Mr. Cieszynski did show affection for a stray cat that became his constant companion. “Sebastian was Walter’s pet. Walter sat back a lot in his reclining chair. Sebastian would get up there and stay in his lap and look out,” said Mrs. Cieszynski.

After Mr. Cieszynski died, Sebastian slept on his side of the bed, Mrs. Cieszynski said. “I used to tell Walter, ‘I’ll cremate Sebastian and he’ll go with you’...I can’t do that….The silence here now is deafening. I need a friend.”


Walter E. Cieszynski is survived by his wife, Martha; his son, Jeffrey, and his wife, Katherine; his grandchildren, Jeffrey Jr., Nathan, and Rosa; his niece, Kristina Kabrehl, and her husband, Charles; and his great-niece, Charlotte.

He is also survived by his sister-in-law, Helen Bohannon, and her husband, Herb, of Jacksonville, Fla.; and his brothers-in-law, Howard Meade and his wife, Bonnie, of Chestertown, and Frank Meade and his wife, Jill, and Thomas Meade — all of North Creek, New York.

His parents, Edward and Irene Cieszynski, died before him, as did his sister, Shirley Lukens; his brother-in-law, Harold Meade; and his sister-in-law, Jeannine Meade.

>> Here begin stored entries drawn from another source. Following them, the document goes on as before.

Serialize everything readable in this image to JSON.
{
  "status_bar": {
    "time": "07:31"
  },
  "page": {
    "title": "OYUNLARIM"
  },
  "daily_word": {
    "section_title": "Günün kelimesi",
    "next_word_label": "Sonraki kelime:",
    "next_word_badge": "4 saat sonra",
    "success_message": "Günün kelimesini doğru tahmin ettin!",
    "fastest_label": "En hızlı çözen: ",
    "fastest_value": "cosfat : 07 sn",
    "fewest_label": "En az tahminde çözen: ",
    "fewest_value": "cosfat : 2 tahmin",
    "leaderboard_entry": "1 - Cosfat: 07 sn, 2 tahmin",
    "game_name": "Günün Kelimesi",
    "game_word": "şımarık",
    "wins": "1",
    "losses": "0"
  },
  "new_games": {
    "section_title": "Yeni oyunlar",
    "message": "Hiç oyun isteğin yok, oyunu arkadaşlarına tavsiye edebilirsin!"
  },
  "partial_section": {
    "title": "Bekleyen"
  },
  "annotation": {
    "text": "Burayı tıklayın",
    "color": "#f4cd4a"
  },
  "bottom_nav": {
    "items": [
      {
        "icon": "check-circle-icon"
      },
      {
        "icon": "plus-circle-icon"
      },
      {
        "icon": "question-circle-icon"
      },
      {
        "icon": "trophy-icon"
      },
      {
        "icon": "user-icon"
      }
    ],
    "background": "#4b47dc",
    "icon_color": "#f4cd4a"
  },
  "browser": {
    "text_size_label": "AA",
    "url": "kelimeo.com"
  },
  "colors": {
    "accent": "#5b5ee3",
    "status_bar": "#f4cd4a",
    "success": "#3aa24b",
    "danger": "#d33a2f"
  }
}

Funeral services were held at the DeMarco-Stone Funeral Home in Guilderland on Saturday, Dec. 3, with interment following in Schenectady Memorial Park on Gifford Church Road in Rotterdam.

His family wishes to express a heartfelt thank you to the Upstate Hematology/ Oncology Office for its unending care and support.

Memorial contributions may be made to the Leukemia and Lymphoma Society, 5 Computer Dr., Albany, NY 12205.